Department of Immunotechnology, Lund University, BMC D13, 22184 Lund, Sweden.
Mol Cell Proteomics. 2013 May;12(5):1407-20. doi: 10.1074/mcp.O112.021907. Epub 2013 Jan 9.
Label-free quantification using precursor-based intensities is a versatile workflow for large-scale proteomics studies. The method however requires extensive computational analysis and is therefore in need of robust quality control during the data mining stage. We present a new label-free data analysis workflow integrated into a multiuser software platform. A novel adaptive alignment algorithm has been developed to minimize the possible systematic bias introduced into the analysis. Parameters are estimated on the fly from the data at hand, producing a user-friendly analysis suite. Quality metrics are output in every step of the analysis as well as actively incorporated into the parameter estimation.
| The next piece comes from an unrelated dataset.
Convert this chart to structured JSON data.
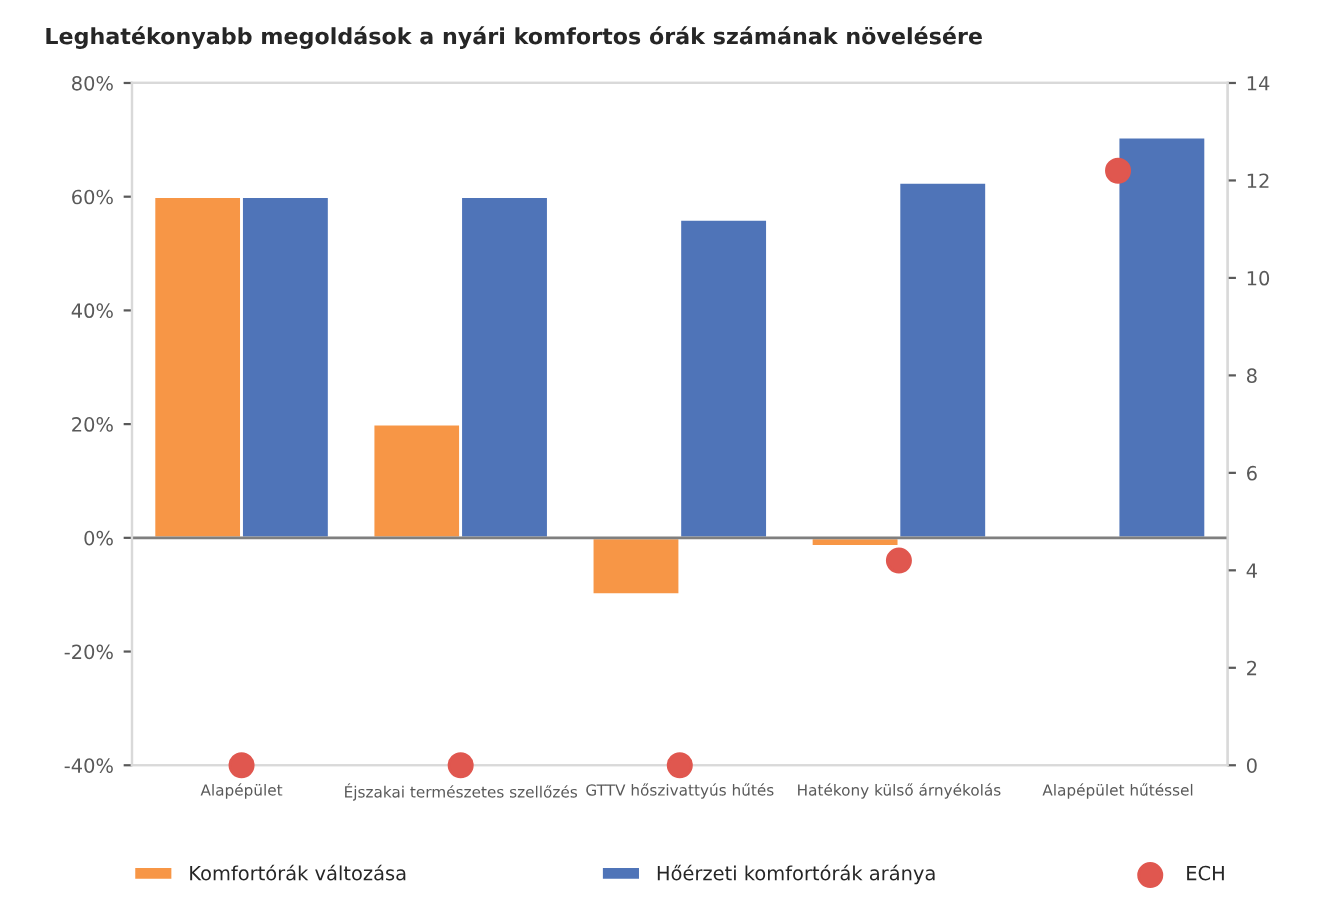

We furthermore show the improvement of this system by comprehensive comparison to classical label-free analysis methodology as well as current state-of-the-art software.
基于前体强度的无标记定量是一种用于大规模蛋白质组学研究的通用工作流程。然而,该方法需要广泛的计算分析,因此在数据挖掘阶段需要稳健的质量控制。我们提出了一种新的无标记数据分析工作流程,该流程集成到一个多用户软件平台中。开发了一种新的自适应对齐算法,以最小化分析中可能引入的系统偏差。参数是从手头的数据实时估计的,生成一个用户友好的分析套件。质量指标在分析的每一步输出,并积极纳入参数估计。此外,我们通过与经典无标记分析方法以及当前最先进的软件的全面比较,展示了该系统的改进。